Iconic Beach Cocktails and Where to Get the Original
Learn more about your favorite pool drinks and where they were born.
Photo By: EuniceEunny
The Blue Hawaiian was invented by Harry Yee, who was the head bartender of the Hilton Hawaiian Village, in the 1950s. The drink is still served there today and Harry, 96, still walks around Honolulu. The drink was inspired by the beautiful color of the Pacific Ocean.
A drink that is ubiquitous to the streets of New Orleans is the Hurricane. This passion fruit and rum concoction was first made at Pat O'Brien's. Just like when this bar was a speakeasy in the 1940s, you can order a Hurricane and take it to go.
The godfather of all tiki drinks is the Mai Tai. Named after the Tahitian word for good, this cocktail was invented by Victor J. Bergeron of Trader Vic's fame in 1944. Victor's family is still at the helm of the brand and now Trader Vic's has locations worldwide where you can order the drink.
The Pina Colada takes rum, coconut milk and pineapple juice then blends it with ice to make the beverage created in 1978. Ramon Portas Mingot claims to be the creator of this drink and you can still find it served today at the spot he worked, the Barrachina Restaurant, in the Caribe Hilton in Puerto Rico.
One of the few major trademarked drinks of the cocktail world is the Painkiller. Created in the 1970s at the Soggy Dollar Bar, the drink is still on the menu and features Pusser's Rum, which owns the trademark.
The Jungle Bird bucks the trend of many tiki drinks by adding a bitter component, Campari. It was created in the 1970s at the Kuala Lampur Hilton and you can still order it at their Chambers Bar.
A cocktail made out of necessity, Tiki John of the Holiday Isle Tiki Bar, had an excess of rum to move. He created the Rum Runner in the 1950s and you can still order this drink at the newly remodeled bar today.
Grog refered to a variety of drinks in the 1700s. Many bartenders have made variations over the years and Latitude 29 has a great one.

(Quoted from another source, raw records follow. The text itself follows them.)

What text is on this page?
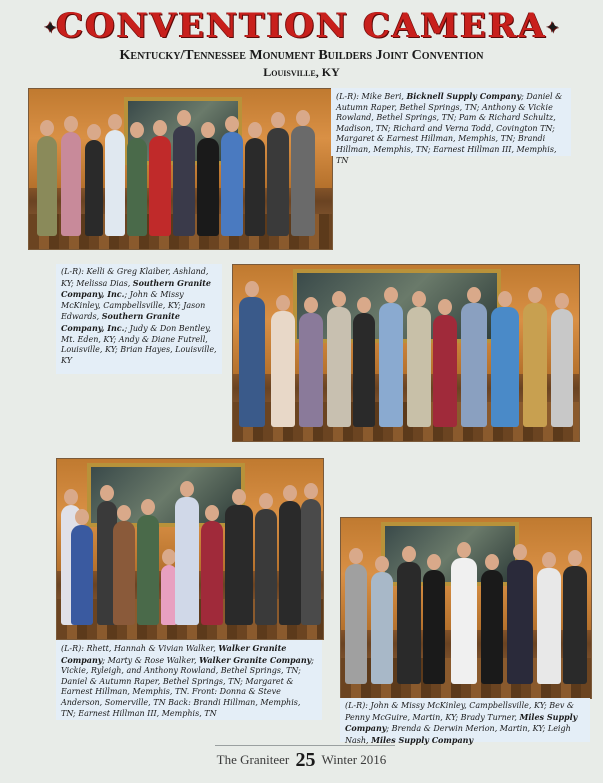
✦CONVENTION CAMERA✦
Kentucky/Tennessee Monument Builders Joint Convention
Louisville, KY
(L-R): Mike Beri, Bicknell Supply Company; Daniel & Autumn Raper, Bethel Springs, TN; Anthony & Vickie Rowland, Bethel Springs, TN; Pam & Richard Schultz, Madison, TN; Richard and Verna Todd, Covington TN; Margaret & Earnest Hillman, Memphis, TN; Brandi Hillman, Memphis, TN; Earnest Hillman III, Memphis, TN
(L-R): Kelli & Greg Klaiber, Ashland, KY; Melissa Dias, Southern Granite Company, Inc.; John & Missy McKinley, Campbellsville, KY; Jason Edwards, Southern Granite Company, Inc.; Judy & Don Bentley, Mt. Eden, KY; Andy & Diane Futrell, Louisville, KY; Brian Hayes, Louisville, KY
(L-R): Rhett, Hannah & Vivian Walker, Walker Granite Company; Marty & Rose Walker, Walker Granite Company; Vickie, Ryleigh, and Anthony Rowland, Bethel Springs, TN; Daniel & Autumn Raper, Bethel Springs, TN; Margaret & Earnest Hillman, Memphis, TN. Front: Donna & Steve Anderson, Somerville, TN Back: Brandi Hillman, Memphis, TN; Earnest Hillman III, Memphis, TN
(L-R): John & Missy McKinley, Campbellsville, KY; Bev & Penny McGuire, Martin, KY; Brady Turner, Miles Supply Company; Brenda & Derwin Merion, Martin, KY; Leigh Nash, Miles Supply Company
The Graniteer 25 Winter 2016
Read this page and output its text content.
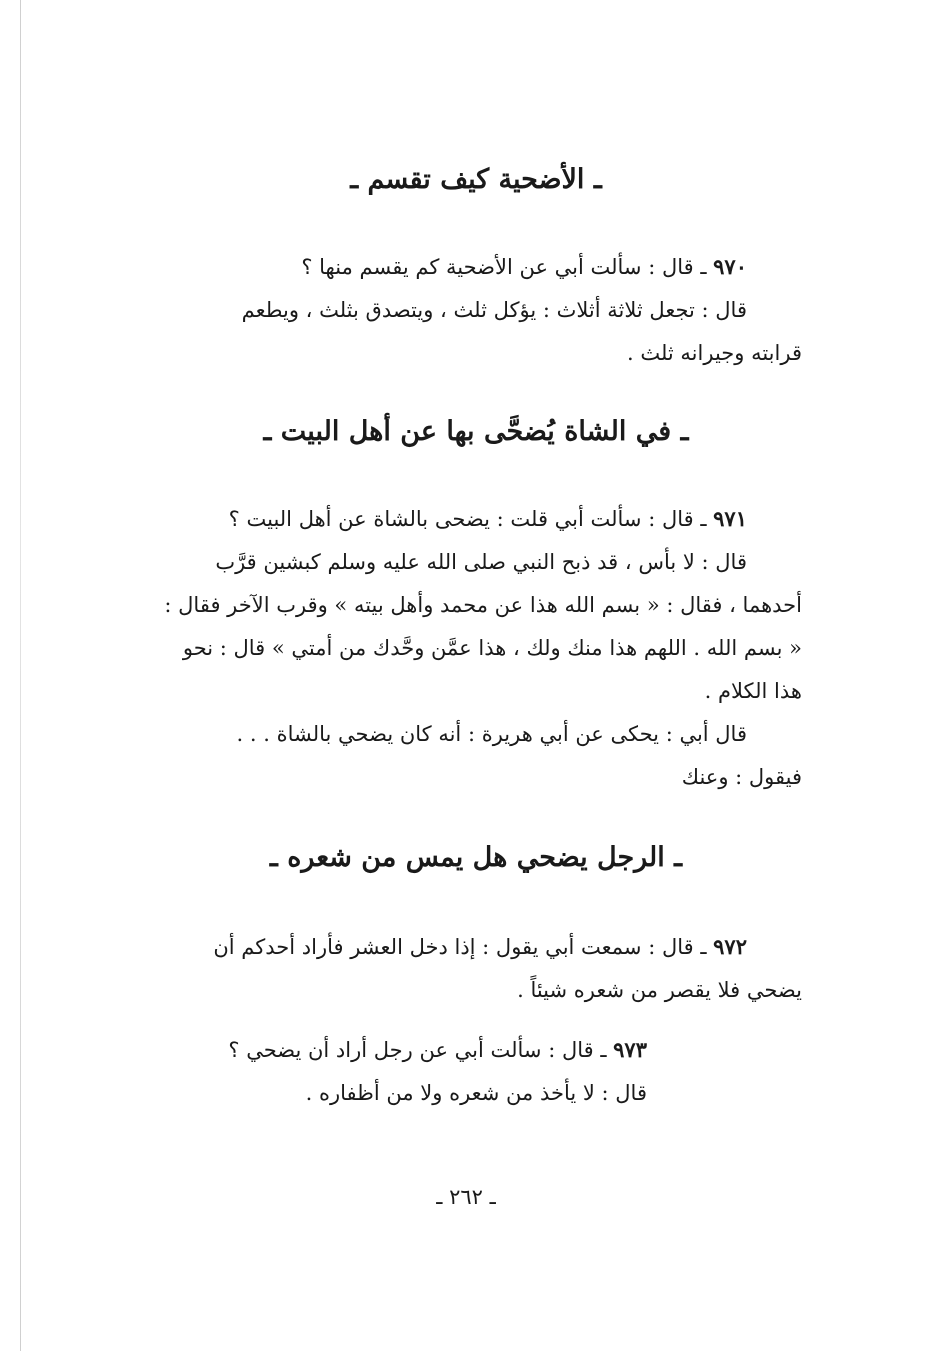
ـ الأضحية كيف تقسم ـ

٩٧٠ ـ قال : سألت أبي عن الأضحية كم يقسم منها ؟

قال : تجعل ثلاثة أثلاث : يؤكل ثلث ، ويتصدق بثلث ، ويطعم

قرابته وجيرانه ثلث .

ـ في الشاة يُضحَّى بها عن أهل البيت ـ

٩٧١ ـ قال : سألت أبي قلت : يضحى بالشاة عن أهل البيت ؟

قال : لا بأس ، قد ذبح النبي صلى الله عليه وسلم كبشين قرَّب

أحدهما ، فقال : « بسم الله هذا عن محمد وأهل بيته » وقرب الآخر فقال :

« بسم الله . اللهم هذا منك ولك ، هذا عمَّن وحَّدك من أمتي » قال : نحو

هذا الكلام .

قال أبي : يحكى عن أبي هريرة : أنه كان يضحي بالشاة . . .

فيقول : وعنك

ـ الرجل يضحي هل يمس من شعره ـ

٩٧٢ ـ قال : سمعت أبي يقول : إذا دخل العشر فأراد أحدكم أن

يضحي فلا يقصر من شعره شيئاً .

٩٧٣ ـ قال : سألت أبي عن رجل أراد أن يضحي ؟

قال : لا يأخذ من شعره ولا من أظفاره .

ـ ٢٦٢ ـ
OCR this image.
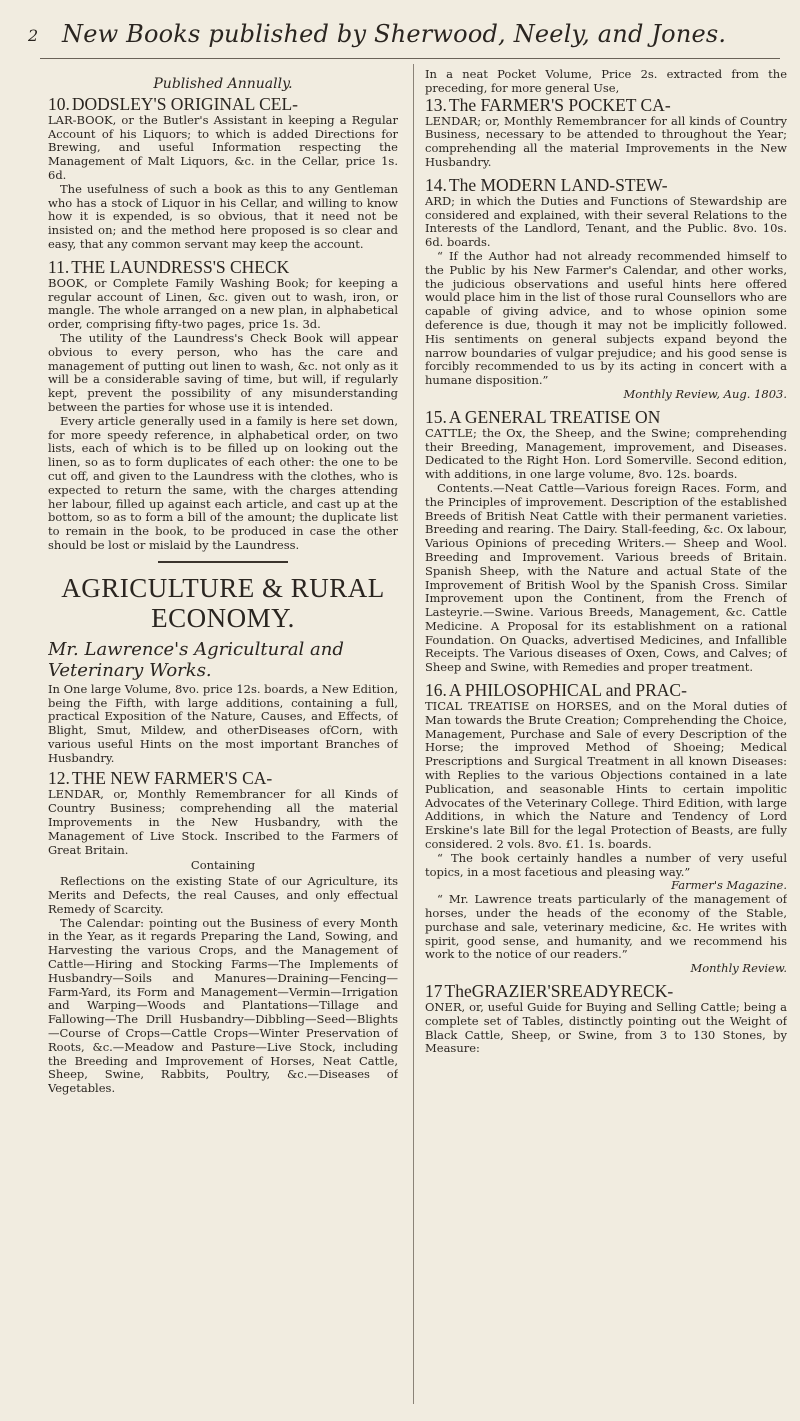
2 New Books published by Sherwood, Neely, and Jones.

Published Annually.

10. DODSLEY'S ORIGINAL CEL-

LAR-BOOK, or the Butler's Assistant in keeping a Regular Account of his Liquors; to which is added Directions for Brewing, and useful Information respecting the Management of Malt Liquors, &c. in the Cellar, price 1s. 6d.

The usefulness of such a book as this to any Gentleman who has a stock of Liquor in his Cellar, and willing to know how it is expended, is so obvious, that it need not be insisted on; and the method here proposed is so clear and easy, that any common servant may keep the account.

11. THE LAUNDRESS'S CHECK

BOOK, or Complete Family Washing Book; for keeping a regular account of Linen, &c. given out to wash, iron, or mangle. The whole arranged on a new plan, in alphabetical order, comprising fifty-two pages, price 1s. 3d.

The utility of the Laundress's Check Book will appear obvious to every person, who has the care and management of putting out linen to wash, &c. not only as it will be a considerable saving of time, but will, if regularly kept, prevent the possibility of any misunderstanding between the parties for whose use it is intended.

Every article generally used in a family is here set down, for more speedy reference, in alphabetical order, on two lists, each of which is to be filled up on looking out the linen, so as to form duplicates of each other: the one to be cut off, and given to the Laundress with the clothes, who is expected to return the same, with the charges attending her labour, filled up against each article, and cast up at the bottom, so as to form a bill of the amount; the duplicate list to remain in the book, to be produced in case the other should be lost or mislaid by the Laundress.

AGRICULTURE & RURAL ECONOMY.

Mr. Lawrence's Agricultural and Veterinary Works.

In One large Volume, 8vo. price 12s. boards, a New Edition, being the Fifth, with large additions, containing a full, practical Exposition of the Nature, Causes, and Effects, of Blight, Smut, Mildew, and otherDiseases ofCorn, with various useful Hints on the most important Branches of Husbandry.

12. THE NEW FARMER'S CA-

LENDAR, or, Monthly Remembrancer for all Kinds of Country Business; comprehending all the material Improvements in the New Husbandry, with the Management of Live Stock. Inscribed to the Farmers of Great Britain.

Containing

Reflections on the existing State of our Agriculture, its Merits and Defects, the real Causes, and only effectual Remedy of Scarcity.

The Calendar: pointing out the Business of every Month in the Year, as it regards Preparing the Land, Sowing, and Harvesting the various Crops, and the Management of Cattle—Hiring and Stocking Farms—The Implements of Husbandry—Soils and Manures—Draining—Fencing—Farm-Yard, its Form and Management—Vermin—Irrigation and Warping—Woods and Plantations—Tillage and Fallowing—The Drill Husbandry—Dibbling—Seed—Blights—Course of Crops—Cattle Crops—Winter Preservation of Roots, &c.—Meadow and Pasture—Live Stock, including the Breeding and Improvement of Horses, Neat Cattle, Sheep, Swine, Rabbits, Poultry, &c.—Diseases of Vegetables.

In a neat Pocket Volume, Price 2s. extracted from the preceding, for more general Use,

13. The FARMER'S POCKET CA-

LENDAR; or, Monthly Remembrancer for all kinds of Country Business, necessary to be attended to throughout the Year; comprehending all the material Improvements in the New Husbandry.

14. The MODERN LAND-STEW-

ARD; in which the Duties and Functions of Stewardship are considered and explained, with their several Relations to the Interests of the Landlord, Tenant, and the Public. 8vo. 10s. 6d. boards.

“ If the Author had not already recommended himself to the Public by his New Farmer's Calendar, and other works, the judicious observations and useful hints here offered would place him in the list of those rural Counsellors who are capable of giving advice, and to whose opinion some deference is due, though it may not be implicitly followed. His sentiments on general subjects expand beyond the narrow boundaries of vulgar prejudice; and his good sense is forcibly recommended to us by its acting in concert with a humane disposition.”

Monthly Review, Aug. 1803.

15. A GENERAL TREATISE ON

CATTLE; the Ox, the Sheep, and the Swine; comprehending their Breeding, Management, improvement, and Diseases. Dedicated to the Right Hon. Lord Somerville. Second edition, with additions, in one large volume, 8vo. 12s. boards.

Contents.—Neat Cattle—Various foreign Races. Form, and the Principles of improvement. Description of the established Breeds of British Neat Cattle with their permanent varieties. Breeding and rearing. The Dairy. Stall-feeding, &c. Ox labour, Various Opinions of preceding Writers.— Sheep and Wool. Breeding and Improvement. Various breeds of Britain. Spanish Sheep, with the Nature and actual State of the Improvement of British Wool by the Spanish Cross. Similar Improvement upon the Continent, from the French of Lasteyrie.—Swine. Various Breeds, Management, &c. Cattle Medicine. A Proposal for its establishment on a rational Foundation. On Quacks, advertised Medicines, and Infallible Receipts. The Various diseases of Oxen, Cows, and Calves; of Sheep and Swine, with Remedies and proper treatment.

16. A PHILOSOPHICAL and PRAC-

TICAL TREATISE on HORSES, and on the Moral duties of Man towards the Brute Creation; Comprehending the Choice, Management, Purchase and Sale of every Description of the Horse; the improved Method of Shoeing; Medical Prescriptions and Surgical Treatment in all known Diseases: with Replies to the various Objections contained in a late Publication, and seasonable Hints to certain impolitic Advocates of the Veterinary College. Third Edition, with large Additions, in which the Nature and Tendency of Lord Erskine's late Bill for the legal Protection of Beasts, are fully considered. 2 vols. 8vo. £1. 1s. boards.

“ The book certainly handles a number of very useful topics, in a most facetious and pleasing way.”

Farmer's Magazine.

“ Mr. Lawrence treats particularly of the management of horses, under the heads of the economy of the Stable, purchase and sale, veterinary medicine, &c. He writes with spirit, good sense, and humanity, and we recommend his work to the notice of our readers.”

Monthly Review.

17 TheGRAZIER'SREADYRECK-

ONER, or, useful Guide for Buying and Selling Cattle; being a complete set of Tables, distinctly pointing out the Weight of Black Cattle, Sheep, or Swine, from 3 to 130 Stones, by Measure:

Rumor has it, this cocktail was one of Frank Sinatra's favorites.
This drink dates back to the early 1900s and was created by Ngiam Tong Boon of the Long Bar at Raffles Hotel in Singapore. Still served today, this drink features gin and a signature red color from the addtion of cherry liqueur and grenadine.
Heralded as Bermuda's National Drink, the Rum Swizzle has claims in many bars, such as the Saint Kitts Shipwreck bar. What makes the drink official is the swizzling by a real swizzle stick from the actual Swizzle Stick Tree (Quararibea turbinata).
The Zombie is my personal favorite beach drink and is from the mind of Donn Beach who founded Don the Beachcomber restaurant. This drink has a list of ingredients but, like most tiki cocktails, features rum. While first mixed in the 1930s, you can find them served at Don the Beachcomber any day of the week.
Royal Navy Fog Cutter
Created by Tony Ramos of Don the Beachcomber tiki bar, this cocktail contains both rum and gin for a potent combo. This one goes back to the height of tiki in the 1950s and could be seen at many bars. Don't be fooled, Tony did not invent the Ramo's Gin Fizz as that drink goes back to the 1800s.